Siti come i casinò in Bitcoin vengono chiamati “mercato grigio” perché non vivono pienamente sotto alla luce colma di rettitudine di una legge nazionale, ma giusto al confine, dove tutto è ancora confuso.

Il successo è piuttosto impressionante, anche se non può certo competere con i luminosi templi del gioco di Las Vegas, sono abbastanza sicuro che i costi operativi siano nettamente inferiori. Una di queste case da gioco, aperta da sei mesi, ha già incassato l’equivalente di 500.000 dollari in valuta informatica.

Il Bitcoin da fenomeno dai più bollato come effimero e “condannato”, non cessano di sopravvivere, anzi, di prosperare a far parlare di sé, insomma. Nell’ambito dei casinò sembra addirittura che questa valuta sia un’arma fenomenale, che garantisce a queste startup dell’azzardo la qualifica più ambita nel mercato informatico: sono dei disruptor degli equilibri finora stabiliti.

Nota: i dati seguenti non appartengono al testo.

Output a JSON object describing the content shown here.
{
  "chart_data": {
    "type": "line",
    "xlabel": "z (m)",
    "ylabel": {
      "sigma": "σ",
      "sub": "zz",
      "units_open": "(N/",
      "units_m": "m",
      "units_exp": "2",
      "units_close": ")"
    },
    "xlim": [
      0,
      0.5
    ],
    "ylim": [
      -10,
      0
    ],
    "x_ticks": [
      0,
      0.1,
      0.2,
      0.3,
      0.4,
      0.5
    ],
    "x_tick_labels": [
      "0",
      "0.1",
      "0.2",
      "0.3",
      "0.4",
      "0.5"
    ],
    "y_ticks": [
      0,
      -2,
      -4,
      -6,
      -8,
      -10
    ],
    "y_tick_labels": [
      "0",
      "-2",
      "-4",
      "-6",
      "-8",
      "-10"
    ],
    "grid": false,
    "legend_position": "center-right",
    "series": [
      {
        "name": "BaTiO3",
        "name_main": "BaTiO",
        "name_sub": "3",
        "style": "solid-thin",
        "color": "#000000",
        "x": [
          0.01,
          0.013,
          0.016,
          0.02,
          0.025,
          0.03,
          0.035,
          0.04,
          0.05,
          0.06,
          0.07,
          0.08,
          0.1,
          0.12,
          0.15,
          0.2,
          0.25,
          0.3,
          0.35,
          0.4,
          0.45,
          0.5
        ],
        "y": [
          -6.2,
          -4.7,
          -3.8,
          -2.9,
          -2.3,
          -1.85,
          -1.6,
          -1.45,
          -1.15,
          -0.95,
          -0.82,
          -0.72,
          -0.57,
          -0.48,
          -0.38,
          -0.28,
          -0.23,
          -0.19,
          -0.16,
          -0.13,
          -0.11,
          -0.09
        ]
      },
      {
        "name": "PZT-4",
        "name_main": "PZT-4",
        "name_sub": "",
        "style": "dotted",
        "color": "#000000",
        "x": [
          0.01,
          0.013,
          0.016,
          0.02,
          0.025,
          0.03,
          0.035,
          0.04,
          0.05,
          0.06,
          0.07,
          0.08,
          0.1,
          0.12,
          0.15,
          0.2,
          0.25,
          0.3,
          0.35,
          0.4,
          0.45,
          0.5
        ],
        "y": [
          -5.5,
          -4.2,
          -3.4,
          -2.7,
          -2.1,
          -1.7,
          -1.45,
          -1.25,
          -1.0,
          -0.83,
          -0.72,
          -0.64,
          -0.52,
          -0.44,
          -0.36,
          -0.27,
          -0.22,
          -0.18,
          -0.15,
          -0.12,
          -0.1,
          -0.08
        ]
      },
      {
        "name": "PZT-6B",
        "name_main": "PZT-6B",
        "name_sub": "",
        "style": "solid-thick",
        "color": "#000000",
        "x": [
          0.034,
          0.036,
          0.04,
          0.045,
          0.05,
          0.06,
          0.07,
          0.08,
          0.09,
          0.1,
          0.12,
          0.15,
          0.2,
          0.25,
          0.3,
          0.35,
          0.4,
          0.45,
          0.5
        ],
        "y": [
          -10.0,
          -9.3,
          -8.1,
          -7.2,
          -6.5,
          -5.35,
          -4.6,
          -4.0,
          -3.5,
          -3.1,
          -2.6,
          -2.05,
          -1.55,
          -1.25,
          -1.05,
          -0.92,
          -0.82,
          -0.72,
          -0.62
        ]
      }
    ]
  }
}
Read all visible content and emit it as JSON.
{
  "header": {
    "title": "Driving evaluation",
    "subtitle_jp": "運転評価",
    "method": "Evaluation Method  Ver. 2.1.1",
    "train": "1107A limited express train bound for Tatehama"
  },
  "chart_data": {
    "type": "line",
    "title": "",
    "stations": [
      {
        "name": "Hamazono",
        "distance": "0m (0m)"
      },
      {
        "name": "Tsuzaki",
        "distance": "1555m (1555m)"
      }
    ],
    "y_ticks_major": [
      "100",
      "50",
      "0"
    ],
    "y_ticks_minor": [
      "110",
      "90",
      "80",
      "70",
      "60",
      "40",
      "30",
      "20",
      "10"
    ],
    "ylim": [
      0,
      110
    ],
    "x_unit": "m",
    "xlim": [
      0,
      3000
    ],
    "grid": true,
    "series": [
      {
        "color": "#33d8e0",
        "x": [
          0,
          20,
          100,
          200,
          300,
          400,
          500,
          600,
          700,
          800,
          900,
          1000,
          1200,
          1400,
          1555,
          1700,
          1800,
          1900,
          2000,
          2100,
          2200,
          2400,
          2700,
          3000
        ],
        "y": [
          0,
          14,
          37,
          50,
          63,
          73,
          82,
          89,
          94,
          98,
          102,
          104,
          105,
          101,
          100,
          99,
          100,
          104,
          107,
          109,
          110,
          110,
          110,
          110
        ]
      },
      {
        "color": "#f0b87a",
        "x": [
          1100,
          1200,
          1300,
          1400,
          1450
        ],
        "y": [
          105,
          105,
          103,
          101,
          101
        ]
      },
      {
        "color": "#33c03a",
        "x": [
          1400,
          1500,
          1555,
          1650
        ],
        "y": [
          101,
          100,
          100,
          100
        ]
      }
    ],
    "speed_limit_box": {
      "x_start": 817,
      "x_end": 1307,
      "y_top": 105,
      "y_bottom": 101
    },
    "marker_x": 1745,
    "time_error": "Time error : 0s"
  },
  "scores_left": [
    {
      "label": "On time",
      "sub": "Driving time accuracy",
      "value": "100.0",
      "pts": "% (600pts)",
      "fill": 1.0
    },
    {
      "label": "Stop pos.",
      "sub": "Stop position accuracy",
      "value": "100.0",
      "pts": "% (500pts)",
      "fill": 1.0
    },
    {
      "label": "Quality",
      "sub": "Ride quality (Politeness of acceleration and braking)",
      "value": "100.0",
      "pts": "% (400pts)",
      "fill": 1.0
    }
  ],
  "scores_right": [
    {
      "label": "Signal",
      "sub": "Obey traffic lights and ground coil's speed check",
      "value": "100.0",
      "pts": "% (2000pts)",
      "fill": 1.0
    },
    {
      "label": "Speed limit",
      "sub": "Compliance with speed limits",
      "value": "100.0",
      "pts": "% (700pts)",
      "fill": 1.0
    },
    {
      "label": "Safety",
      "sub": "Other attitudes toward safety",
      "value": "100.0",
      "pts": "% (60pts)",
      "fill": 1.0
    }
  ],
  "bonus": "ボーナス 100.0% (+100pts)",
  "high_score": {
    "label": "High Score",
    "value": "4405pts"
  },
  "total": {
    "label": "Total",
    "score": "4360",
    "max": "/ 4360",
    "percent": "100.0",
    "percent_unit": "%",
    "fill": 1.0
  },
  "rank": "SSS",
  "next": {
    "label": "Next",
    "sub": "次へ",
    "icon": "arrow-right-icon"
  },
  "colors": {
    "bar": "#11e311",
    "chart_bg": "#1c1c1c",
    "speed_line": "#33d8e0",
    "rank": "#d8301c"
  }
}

Un articolo di Ars Technica parla di case da gioco originali, con giochi nuovi basati sul caso come SatoshiDice e di casinò “regolari” con i soliti Texas Hold’em, Blackjack e roulette. Uno di questi, bitZino ha guadagnato $500.000 in sei mesi, numeri che non fanno girare la testa ai boss di Las Vegas ma sono piuttosto interessanti per chi si propone di approfittare del mercato.

Quali sono i vantaggi della valuta virtuale su quella fisica? Nonostante io sia certo che la maggior parte dei vostri soldi siano in questo momento altrettanto virtuali dei Bitcoin, nel caso specifico dei casinò è possibile prendere le vincite e convertirle subito in denaro spendibile. I normali casinò online richiedono tempi lunghi per consegnare dei soldi agli utenti. I Bitcoin passano di mano molto più in fretta di qualsiasi altra valuta, pagamenti immediati, irreversibili, sicuri.

Chissà se lo status di incertezza in cui vive il Bitcoin è un bene o un male per questa valuta rivoluzionaria e ancora poco familiare.